You conflate 2 different things here.
"Terrorism" is just a tactic. No, none of those regimes fell because of terrorism. They fell because of populist uprisings. But Islamic revolutionaries which were certainly *part* of those uprisings are now trying to consolidate power, and they sometimes use terror to do so, and its been effective enough in that respect
Re: terror attacks on the West? I think are stupid. But i don't think they will stop, because they are cheap and easy.
From the POV of the islamic revolutionary types, they've come a long way since the 1970s and, from their perspective, they think they're "Winning".
Populist uprisings without terrorism die in a hail of bullets in the ME. See, eg, the failed Green Revolution in Iran.
Terror movements without popular support also die in a hail of bullets. See, eg, the expulsion of Palestinians from Jordan.
Populist uprisings combined with terrorism sometimes succeed. I would say both are necessary conditions to overthrow a regime, but neither is sufficient. Even in combination, they may not be sufficient.
G: Actually, see my 2011 column predicting that Arab Spring would fail, "The Political Economy of the End of Tyranny."
interesting piece.
i still don't think the current status quo is something that looks like "failure" from the POV of Islamist revolutionaries. they wanted to overthrow the secularists and drive the west out. from their perspective, they have made 'progress'
One hopeful possibility is that democracy-boosting asset redistribution could take place i
Isn't this essentially the Sanders plan?
I've pondered on the failure of terrorism for hours and hours... what else is there to do in the TSA line?
Ima skerred them terrists gonna get me. Please lord and cia fbi nsa you gotta catch em.

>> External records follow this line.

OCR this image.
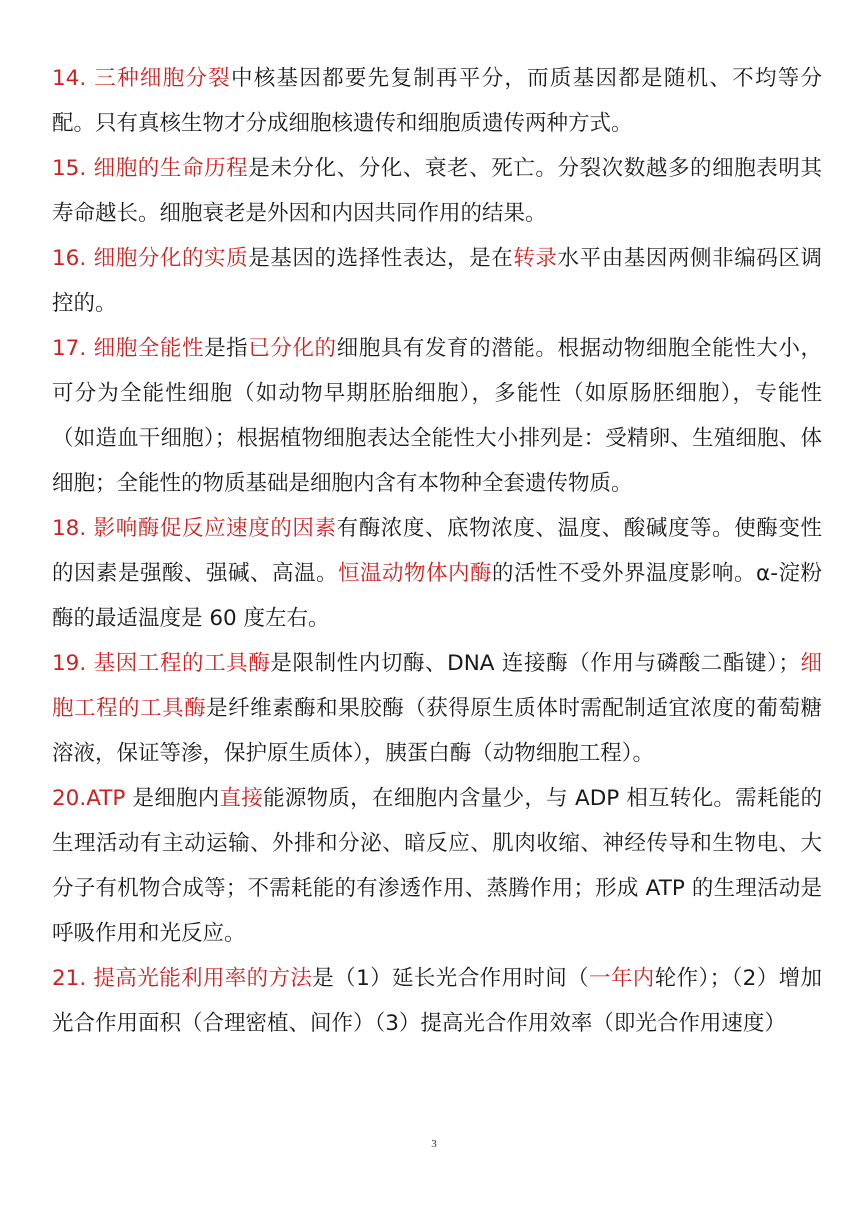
14. 三种细胞分裂中核基因都要先复制再平分，而质基因都是随机、不均等分配。只有真核生物才分成细胞核遗传和细胞质遗传两种方式。

15. 细胞的生命历程是未分化、分化、衰老、死亡。分裂次数越多的细胞表明其寿命越长。细胞衰老是外因和内因共同作用的结果。

16. 细胞分化的实质是基因的选择性表达，是在转录水平由基因两侧非编码区调控的。

17. 细胞全能性是指已分化的细胞具有发育的潜能。根据动物细胞全能性大小，可分为全能性细胞（如动物早期胚胎细胞），多能性（如原肠胚细胞），专能性（如造血干细胞）；根据植物细胞表达全能性大小排列是：受精卵、生殖细胞、体细胞；全能性的物质基础是细胞内含有本物种全套遗传物质。

18. 影响酶促反应速度的因素有酶浓度、底物浓度、温度、酸碱度等。使酶变性的因素是强酸、强碱、高温。恒温动物体内酶的活性不受外界温度影响。α-淀粉酶的最适温度是 60 度左右。

19. 基因工程的工具酶是限制性内切酶、DNA 连接酶（作用与磷酸二酯键）；细胞工程的工具酶是纤维素酶和果胶酶（获得原生质体时需配制适宜浓度的葡萄糖溶液，保证等渗，保护原生质体），胰蛋白酶（动物细胞工程）。

20.ATP 是细胞内直接能源物质，在细胞内含量少，与 ADP 相互转化。需耗能的生理活动有主动运输、外排和分泌、暗反应、肌肉收缩、神经传导和生物电、大分子有机物合成等；不需耗能的有渗透作用、蒸腾作用；形成 ATP 的生理活动是呼吸作用和光反应。

21. 提高光能利用率的方法是（1）延长光合作用时间（一年内轮作）；（2）增加光合作用面积（合理密植、间作）（3）提高光合作用效率（即光合作用速度）

3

We need to teach radical Islamists not to bomb!
As I recall from another website, your statistical likelihood of being killed by a cop is also orders of magnitude less than than being killed in a car accident, so that is also nothing to really get worked up over either, right?
Fatuous uses of statistics are fatuous, no matter what the cause they are supporting.
Let me guess - "Refuse to be afraid!" Is Enlightenmentspeak for "Open the borders!".
Why have you rotated between a handful of handles this past decade instead of just sticking with Slappy!?
I didn't think the words "Nativist, Racist & Xenophobe" we're getting quite enough exercise around here. I'm helping to build the vocabularies of the commentariat and the editorial staff.